Israël a déjà proposé publiquement de gérer le flux d'aide vers Gaza, comme le détaille le document obtenu par Euronews.
Depuis le 2 mars, l'aide aux habitants de Gaza s'est arrêtée, créant une situation que l'ONU a qualifiée de catastrophe, puisque les gens manquent de nourriture et d'eau.
Début avril, le secrétaire général de l'ONU, António Guterres, a déclaré que "Gaza est un champ de bataille, et les civils sont dans une boucle de mort sans fin".
Les Nations unies ont critiqué la proposition israélienne de contrôler l'aide humanitaire à Gaza en l'acheminant par des centres gérés par l'armée, avertissant que cela mettrait en danger les civils et les travailleurs humanitaires, couperait les populations vulnérables de l'aide et augmenterait les déplacements forcés.
Israël a accusé à plusieurs reprises le Hamas d'abuser de l'afflux d'aide à des fins personnelles et pour renforcer le groupe.
La proposition suggère au gouvernement israélien de mettre en place une liste noire d'organisations qui "ne doivent pas recevoir d'aide" ou qui ne peuvent pas fonctionner.
L'ONU est l'une des organisations intergouvernementales dont Israël ne veut pas dans la bande de Gaza. Toutefois, le document laisse ouverte la possibilité d'une présence de l'agence des Nations unies pour les réfugiés, le HCR.

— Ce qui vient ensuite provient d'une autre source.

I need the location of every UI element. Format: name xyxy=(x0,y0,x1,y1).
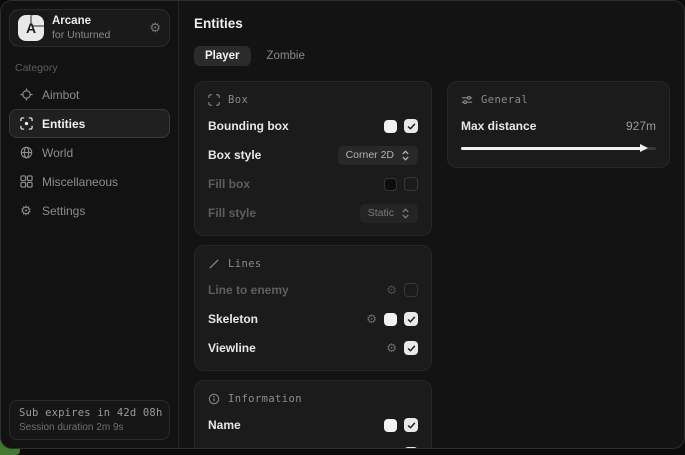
sidebar-item-aimbot[interactable]: Aimbot xyxy=(9,80,170,109)
check-icon xyxy=(407,315,416,324)
main-panel: Entities Player Zombie Box Bounding box xyxy=(179,1,684,448)
max-distance-slider-thumb[interactable] xyxy=(639,143,649,153)
box-style-value: Corner 2D xyxy=(346,149,394,161)
grid-icon xyxy=(19,175,33,189)
box-style-row: Box style Corner 2D xyxy=(208,146,418,164)
skeleton-label: Skeleton xyxy=(208,312,258,326)
max-distance-slider[interactable] xyxy=(461,142,656,154)
crosshair-icon xyxy=(19,88,33,102)
fill-style-label: Fill style xyxy=(208,206,256,220)
general-section-title: General xyxy=(481,94,528,106)
bounding-box-color-swatch[interactable] xyxy=(384,120,397,133)
name-color-swatch[interactable] xyxy=(384,419,397,432)
general-section-header: General xyxy=(461,94,656,106)
chevrons-up-down-icon xyxy=(401,150,410,161)
max-distance-label: Max distance xyxy=(461,119,536,133)
tab-bar: Player Zombie xyxy=(194,46,670,66)
session-duration-text: Session duration 2m 9s xyxy=(19,422,160,433)
tab-zombie[interactable]: Zombie xyxy=(256,46,316,66)
lines-section-card: Lines Line to enemy ⚙ Skeleton ⚙ xyxy=(194,245,432,371)
check-icon xyxy=(407,122,416,131)
skeleton-checkbox[interactable] xyxy=(404,312,418,326)
viewline-label: Viewline xyxy=(208,341,256,355)
bounding-box-label: Bounding box xyxy=(208,119,289,133)
sidebar-item-label: World xyxy=(42,146,73,160)
box-corners-icon xyxy=(208,94,220,106)
sidebar-item-label: Settings xyxy=(42,204,85,218)
viewline-checkbox[interactable] xyxy=(404,341,418,355)
check-icon xyxy=(407,344,416,353)
sidebar-item-entities[interactable]: Entities xyxy=(9,109,170,138)
profile-card: A Arcane for Unturned ⚙ xyxy=(9,9,170,47)
sidebar-item-label: Aimbot xyxy=(42,88,79,102)
sidebar-item-world[interactable]: World xyxy=(9,138,170,167)
line-to-enemy-gear-icon[interactable]: ⚙ xyxy=(386,284,397,296)
category-nav: Aimbot Entities xyxy=(9,80,170,225)
name-checkbox[interactable] xyxy=(404,418,418,432)
distance-row: Distance xyxy=(208,445,418,449)
box-style-label: Box style xyxy=(208,148,261,162)
app-name: Arcane xyxy=(52,14,110,28)
fill-box-color-swatch[interactable] xyxy=(384,178,397,191)
sidebar: A Arcane for Unturned ⚙ Category Aimbot xyxy=(1,1,179,448)
bounding-box-row: Bounding box xyxy=(208,117,418,135)
information-section-header: Information xyxy=(208,393,418,405)
information-section-card: Information Name xyxy=(194,380,432,449)
line-to-enemy-label: Line to enemy xyxy=(208,283,289,297)
profile-text: Arcane for Unturned xyxy=(52,14,110,42)
fill-style-value: Static xyxy=(368,207,394,219)
fill-style-dropdown[interactable]: Static xyxy=(360,204,418,223)
arcane-menu-window: A Arcane for Unturned ⚙ Category Aimbot xyxy=(0,0,685,449)
info-icon xyxy=(208,393,220,405)
information-section-title: Information xyxy=(228,393,302,405)
skeleton-color-swatch[interactable] xyxy=(384,313,397,326)
sidebar-item-miscellaneous[interactable]: Miscellaneous xyxy=(9,167,170,196)
name-row: Name xyxy=(208,416,418,434)
fill-box-checkbox[interactable] xyxy=(404,177,418,191)
arrow-thumb-icon xyxy=(639,143,649,153)
skeleton-row: Skeleton ⚙ xyxy=(208,310,418,328)
app-subtitle: for Unturned xyxy=(52,29,110,42)
box-section-header: Box xyxy=(208,94,418,106)
diagonal-line-icon xyxy=(208,258,220,270)
line-to-enemy-row: Line to enemy ⚙ xyxy=(208,281,418,299)
box-section-card: Box Bounding box xyxy=(194,81,432,236)
viewline-gear-icon[interactable]: ⚙ xyxy=(386,342,397,354)
name-label: Name xyxy=(208,418,241,432)
slider-track[interactable] xyxy=(461,147,656,150)
chevrons-up-down-icon xyxy=(401,208,410,219)
app-logo: A xyxy=(18,15,44,41)
page-title: Entities xyxy=(194,16,670,31)
max-distance-value: 927m xyxy=(626,119,656,133)
general-section-card: General Max distance 927m xyxy=(447,81,670,168)
category-label: Category xyxy=(15,62,164,74)
sidebar-item-label: Miscellaneous xyxy=(42,175,118,189)
entities-scan-icon xyxy=(19,117,33,131)
viewline-row: Viewline ⚙ xyxy=(208,339,418,357)
box-style-dropdown[interactable]: Corner 2D xyxy=(338,146,418,165)
subscription-card: Sub expires in 42d 08h Session duration … xyxy=(9,400,170,440)
max-distance-slider-fill xyxy=(461,147,642,150)
fill-style-row: Fill style Static xyxy=(208,204,418,222)
sidebar-item-settings[interactable]: ⚙ Settings xyxy=(9,196,170,225)
globe-icon xyxy=(19,146,33,160)
lines-section-title: Lines xyxy=(228,258,262,270)
fill-box-label: Fill box xyxy=(208,177,250,191)
sidebar-item-label: Entities xyxy=(42,117,85,131)
max-distance-row: Max distance 927m xyxy=(461,117,656,135)
tab-player[interactable]: Player xyxy=(194,46,251,66)
check-icon xyxy=(407,421,416,430)
line-to-enemy-checkbox[interactable] xyxy=(404,283,418,297)
sliders-icon xyxy=(461,94,473,106)
lines-section-header: Lines xyxy=(208,258,418,270)
box-section-title: Box xyxy=(228,94,248,106)
gear-icon: ⚙ xyxy=(19,204,33,218)
bounding-box-checkbox[interactable] xyxy=(404,119,418,133)
skeleton-gear-icon[interactable]: ⚙ xyxy=(366,313,377,325)
profile-settings-gear-icon[interactable]: ⚙ xyxy=(149,20,161,36)
fill-box-row: Fill box xyxy=(208,175,418,193)
sub-expires-text: Sub expires in 42d 08h xyxy=(19,407,160,419)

Le document indique qu'Israël devrait favoriser le déploiement d'une équipe sur le modèle de la Force multinationale et des observateurs dans le Sinaï, une organisation de maintien de la paix créée en 1982 avec le soutien des États-Unis pour surveiller la démilitarisation de la péninsule du Sinaï dans le cadre du traité de paix conclu entre l'Égypte et Israël en 1979.
Une fois les autres phases achevées, une troisième phase au cours de laquelle les Palestiniens pourraient s'autodéterminer est présentée comme une possibilité, même si elle n'est pas détaillée dans la proposition.

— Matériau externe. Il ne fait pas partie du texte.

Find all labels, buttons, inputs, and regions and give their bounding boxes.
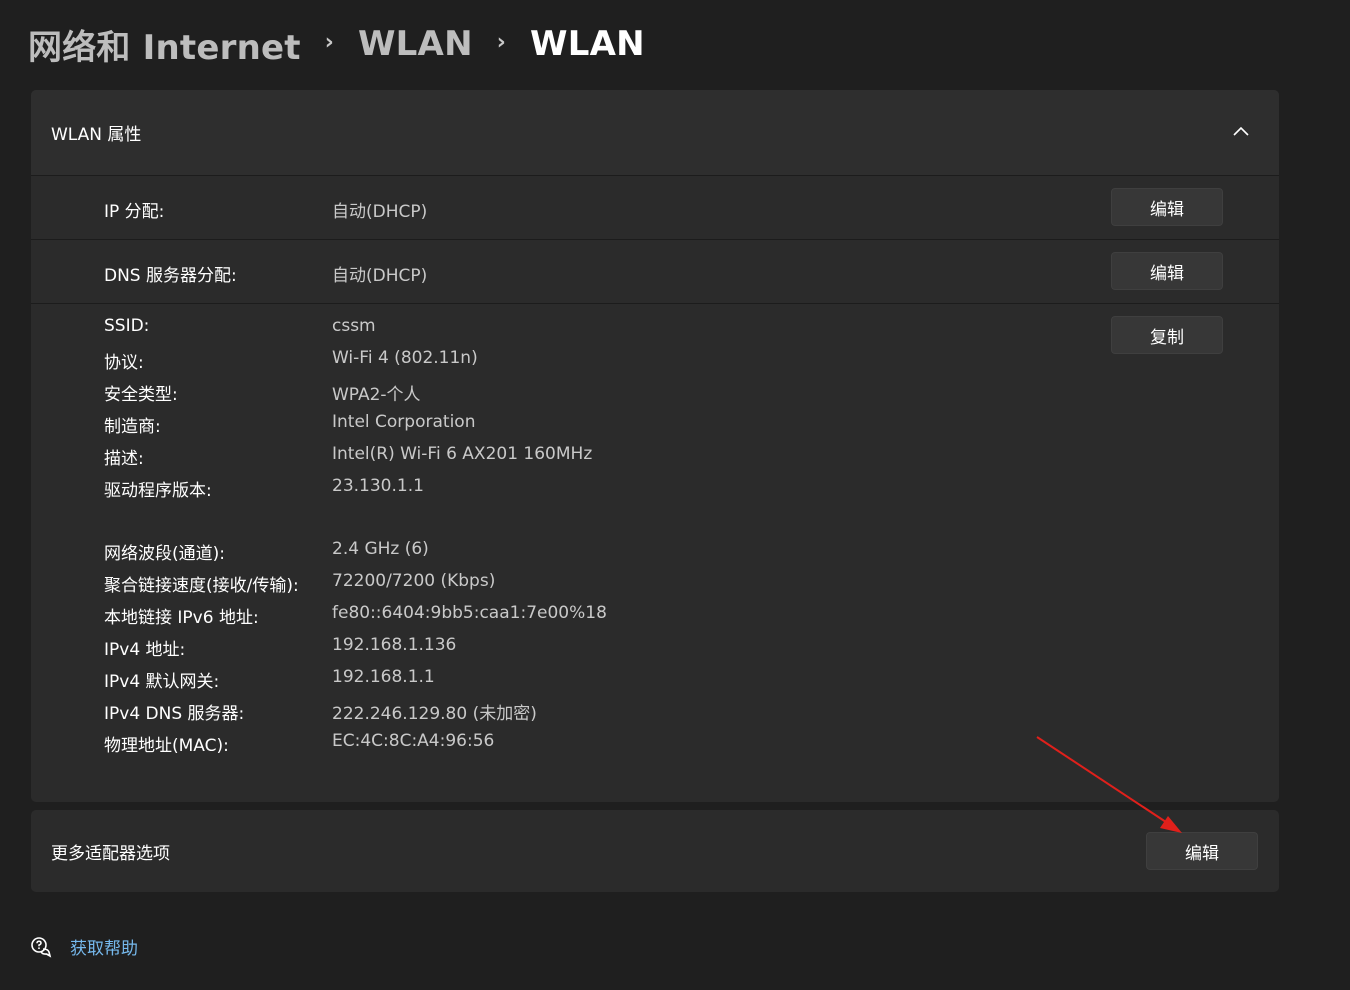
dns-assignment-label: DNS 服务器分配:: [104, 266, 237, 286]
breadcrumb: 网络和 Internet › WLAN › WLAN: [28, 20, 645, 68]
link-speed-label: 聚合链接速度(接收/传输):: [104, 576, 299, 596]
chevron-up-icon[interactable]: [1233, 126, 1249, 136]
ip-edit-button[interactable]: 编辑: [1111, 188, 1223, 226]
wlan-properties-header[interactable]: WLAN 属性: [31, 90, 1279, 176]
dns-assignment-value: 自动(DHCP): [332, 266, 428, 286]
ssid-value: cssm: [332, 316, 376, 336]
breadcrumb-separator-icon: ›: [496, 29, 507, 55]
list-item: 协议: Wi-Fi 4 (802.11n): [31, 348, 1279, 380]
breadcrumb-wlan[interactable]: WLAN: [358, 24, 473, 64]
mac-address-label: 物理地址(MAC):: [104, 736, 229, 756]
ipv4-gateway-value: 192.168.1.1: [332, 667, 435, 687]
network-band-label: 网络波段(通道):: [104, 544, 225, 564]
breadcrumb-network-internet[interactable]: 网络和 Internet: [28, 20, 301, 69]
dns-assignment-row: DNS 服务器分配: 自动(DHCP) 编辑: [31, 240, 1279, 304]
detail-group-spacer: [31, 508, 1279, 539]
copy-button[interactable]: 复制: [1111, 316, 1223, 354]
ipv4-dns-value: 222.246.129.80 (未加密): [332, 704, 537, 724]
ipv6-address-value: fe80::6404:9bb5:caa1:7e00%18: [332, 603, 607, 623]
list-item: 聚合链接速度(接收/传输): 72200/7200 (Kbps): [31, 571, 1279, 603]
more-adapter-options-title: 更多适配器选项: [51, 843, 170, 864]
security-type-value: WPA2-个人: [332, 385, 421, 405]
list-item: 制造商: Intel Corporation: [31, 412, 1279, 444]
ip-assignment-row: IP 分配: 自动(DHCP) 编辑: [31, 176, 1279, 240]
more-options-edit-button[interactable]: 编辑: [1146, 832, 1258, 870]
manufacturer-value: Intel Corporation: [332, 412, 476, 432]
description-label: 描述:: [104, 449, 144, 469]
list-item: 安全类型: WPA2-个人: [31, 380, 1279, 412]
list-item: 驱动程序版本: 23.130.1.1: [31, 476, 1279, 508]
network-band-value: 2.4 GHz (6): [332, 539, 429, 559]
help-chat-icon: [31, 936, 52, 958]
list-item: IPv4 DNS 服务器: 222.246.129.80 (未加密): [31, 699, 1279, 731]
wlan-properties-title: WLAN 属性: [51, 125, 142, 145]
list-item: 物理地址(MAC): EC:4C:8C:A4:96:56: [31, 731, 1279, 763]
dns-edit-button[interactable]: 编辑: [1111, 252, 1223, 290]
list-item: IPv4 默认网关: 192.168.1.1: [31, 667, 1279, 699]
ipv4-gateway-label: IPv4 默认网关:: [104, 672, 220, 692]
ipv4-address-label: IPv4 地址:: [104, 640, 186, 660]
network-details-row: SSID: cssm 协议: Wi-Fi 4 (802.11n) 安全类型: W…: [31, 304, 1279, 801]
protocol-label: 协议:: [104, 353, 144, 373]
breadcrumb-separator-icon: ›: [324, 29, 334, 55]
security-type-label: 安全类型:: [104, 385, 178, 405]
ip-assignment-value: 自动(DHCP): [332, 202, 428, 222]
list-item: 描述: Intel(R) Wi-Fi 6 AX201 160MHz: [31, 444, 1279, 476]
list-item: 网络波段(通道): 2.4 GHz (6): [31, 539, 1279, 571]
protocol-value: Wi-Fi 4 (802.11n): [332, 348, 478, 368]
list-item: 本地链接 IPv6 地址: fe80::6404:9bb5:caa1:7e00%…: [31, 603, 1279, 635]
mac-address-value: EC:4C:8C:A4:96:56: [332, 731, 495, 751]
ipv4-dns-label: IPv4 DNS 服务器:: [104, 704, 245, 724]
wlan-properties-card: WLAN 属性 IP 分配: 自动(DHCP) 编辑 DNS 服务器分配: 自动…: [31, 90, 1279, 802]
more-adapter-options-card: 更多适配器选项 编辑: [31, 810, 1279, 892]
get-help-label: 获取帮助: [70, 939, 138, 959]
list-item: SSID: cssm: [31, 316, 1279, 348]
page-title: WLAN: [530, 24, 645, 64]
list-item: IPv4 地址: 192.168.1.136: [31, 635, 1279, 667]
description-value: Intel(R) Wi-Fi 6 AX201 160MHz: [332, 444, 593, 464]
settings-page: 网络和 Internet › WLAN › WLAN WLAN 属性 IP 分配…: [0, 0, 1350, 990]
ip-assignment-label: IP 分配:: [104, 202, 165, 222]
driver-version-value: 23.130.1.1: [332, 476, 424, 496]
driver-version-label: 驱动程序版本:: [104, 481, 212, 501]
ipv4-address-value: 192.168.1.136: [332, 635, 457, 655]
get-help-link[interactable]: 获取帮助: [30, 934, 138, 959]
link-speed-value: 72200/7200 (Kbps): [332, 571, 496, 591]
ipv6-address-label: 本地链接 IPv6 地址:: [104, 608, 259, 628]
manufacturer-label: 制造商:: [104, 417, 161, 437]
network-details-list: SSID: cssm 协议: Wi-Fi 4 (802.11n) 安全类型: W…: [31, 316, 1279, 763]
ssid-label: SSID:: [104, 316, 150, 336]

"Le plan proposé ne met aucun obstacle réel à la capacité des Palestiniens de parvenir à l'autodétermination une fois qu'ils auront reconnu Israël comme l'État-nation du peuple juif et abandonné la voie du terrorisme", indique le document.
L'étude indique qu'il serait prématuré de décider de l'avenir politique de Gaza, car la priorité d'Israël est de mettre fin au règne du Hamas, et non à l'autodétermination des Palestiniens.
Critique acerbe de l'Union européenne
L'Union européenne est le principal bailleur de fonds des Palestiniens et soutient un avenir pour Gaza sous la direction d'une AP réformée et avec la présence de l'UNRWA.
La proposition critique vivement l'Union européenne pour ses positions et affirme qu'elle ne devrait pas participer à la reconstruction.
"Il n'est pas question d'inclure l'Union européenne en tant que partenaire, mais seulement un petit nombre de pays européens. Nous recommandons d'inclure les pays les plus influents en Europe et qui soutiennent actuellement Israël dans sa guerre contre le Hamas : des pays comme l'Allemagne, la France, le Royaume-Uni et l'Italie", indique l'étude.
Le document va même plus loin en affirmant que sa mise en œuvre ne nécessite pas de coopération internationale, même si celle-ci pourrait être utile.
"Ce plan ne dépend pas de la reconnaissance ou de la coopération internationale. Israël peut le mettre en œuvre à Gaza tout seul, ou avec seulement une poignée de partenaires et/ou de partisans. Mais une reconnaissance et une coopération étendues aideraient indéniablement le plan à réussir plus rapidement et plus efficacement", peut-on lire dans le document.